Qué difícil resulta encontrar entornos de armonía, aquellos que te llevan de la mano a sentir paz interior, y con ello, a descubrir que la felicidad se puede respirar. Yo he respirado muchas veces el aire de la felicidad, de hecho, lo respiro todos los días, aunque a decir verdad, con esto de la cuarentena, se han reducido, más no extinguido, de tan buen entorno.

Recuerdo cuando niño, que una vez que me hice aliado de la soledad, un buen día desperté con el firme propósito, no sólo de allegarme felicidad, sino de hacer felices a los demás; me percaté, por algunos programas de televisión de tipo comedia, que haciendo bromas la gente se reía, entonces decidí prepararme para ser agradable, aprendí algunos chistes blancos, gesticulaba graciosamente, incluso, imitaba a algunos comediantes del momento, comprobé con ello, que mi familia y mis amigos reían y me bastaba con eso para saber que la felicidad tocaba su corazón. Años después al entrar a otra etapa del desarrollo, ya no resultaba tan agradable mi manera de buscar la felicidad, tal vez el entorno había cambiado, ya no era tan armonioso, las personas discutían acaloradamente hasta por detalles insignificantes; recuerdo que en varias ocasiones fui amonestado por “no tomar las cosas en serio”, escuchaba comentarios como: “No te hagas el chistoso, ya no estés jugando, cuándo tendrás juicio, no digas tonterías” definitivamente percibí que debería de cambiar para estar acorde con el entorno, pero me dolía tener que dejar de sentir aquella sensación tan agradable; llegué a pensar ¿será este el tiempo de los amargados?

Entonces opté por guardar silencio y sólo hablar cuando se pedía mi opinión, y desde luego, mis respuestas iban acompañadas de tal solemnidad, que poco a poco me fui ganando los calificativos de ser: Muy centrado, muy tranquilo, muy respetuoso, muy analítico, pero en mi interior seguía encendida aquella placentera flama de promover ambientes armónicos, agradables, que generaran alegría.
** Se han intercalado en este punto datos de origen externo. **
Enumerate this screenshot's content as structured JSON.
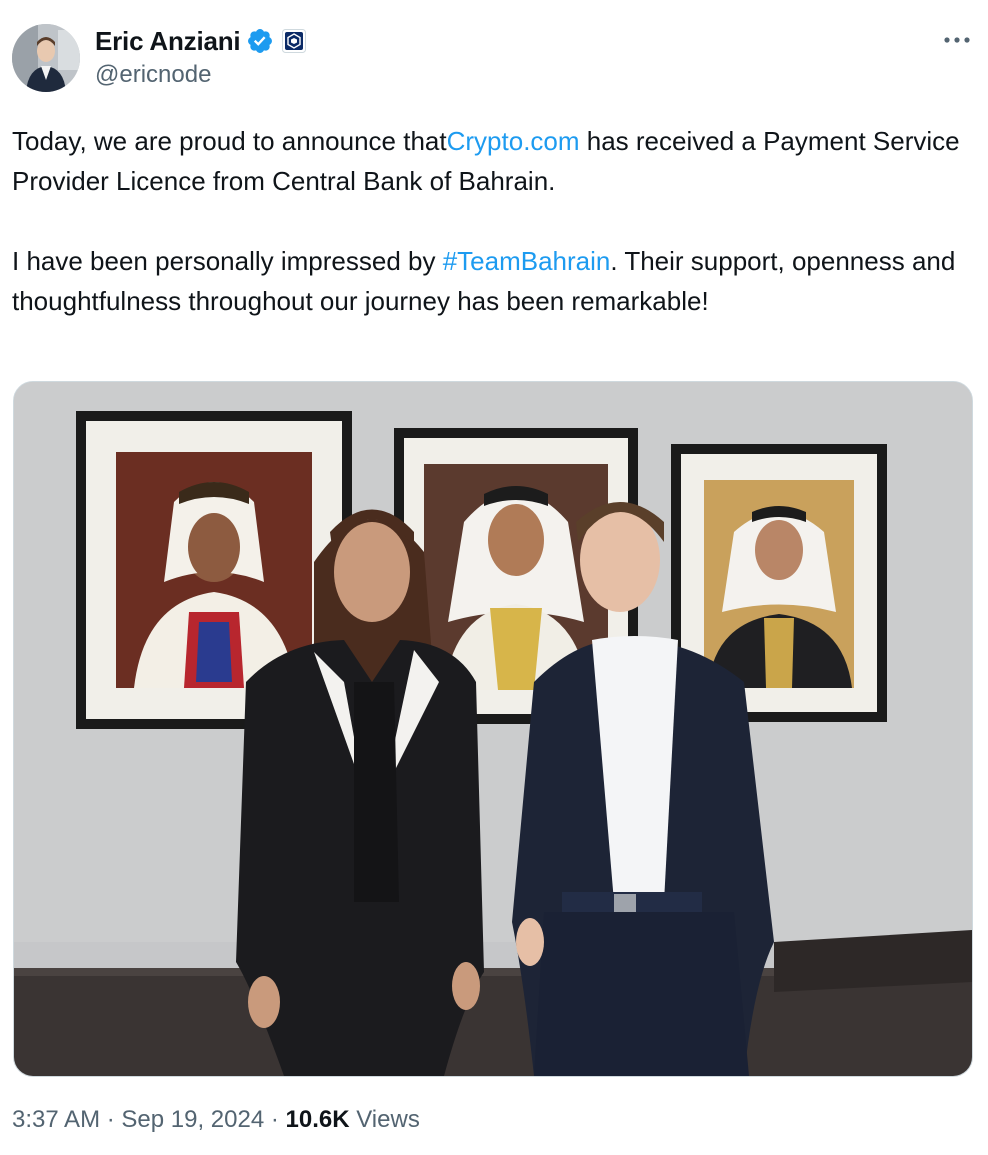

Cuando me llegó la madurez de consciencia, llegó a mí también la necesidad de sentirme amado, entendiendo que quien me amara no juzgaría mi forma de ser, no cuestionaría mi verdadera naturaleza de ser agradable, desde luego, mi concepto del amor llevaba implícito la entrega de sí mismo, renunciando al egoísmo, la vanidad, los celos y a cualquier sentimiento mezquino que pudiera generar dolor; me percaté de lo difícil que resulta encontrar entornos de armonía, y de cómo todo te orilla a pasar de ser una persona, a ser un objeto, una propiedad; desde entonces, el relacionarte con quienes piensan de manera diferente a las del grupo, el tener que resignarte a limitar tu libertad de expresión, el tener que comportarte de acuerdo a las modas o a los requerimientos que exigen los que imponen las reglas sociales, políticas o económicas es una ley irrefutable.

Extraño ser un niño para poder ser quien realmente soy, para decir lo que siento, para no tener miedo de decir “tonterías” para agradar, para sentir el amor incondicional de mi familia, para no despertar celos, ni envidias, para poder amar como ama Dios, como ama Jesús. Y mira lo que son las cosas mientras redacto el presente artículo mi nieta María José de 5 años me envía un correo de voz diciéndome: Abuelito, te amo y te extraño mucho, ya quiero que termine la cuarentena para jugar contigo. Sus dulces palabras despertaron al espíritu feliz del niño que vive en mí.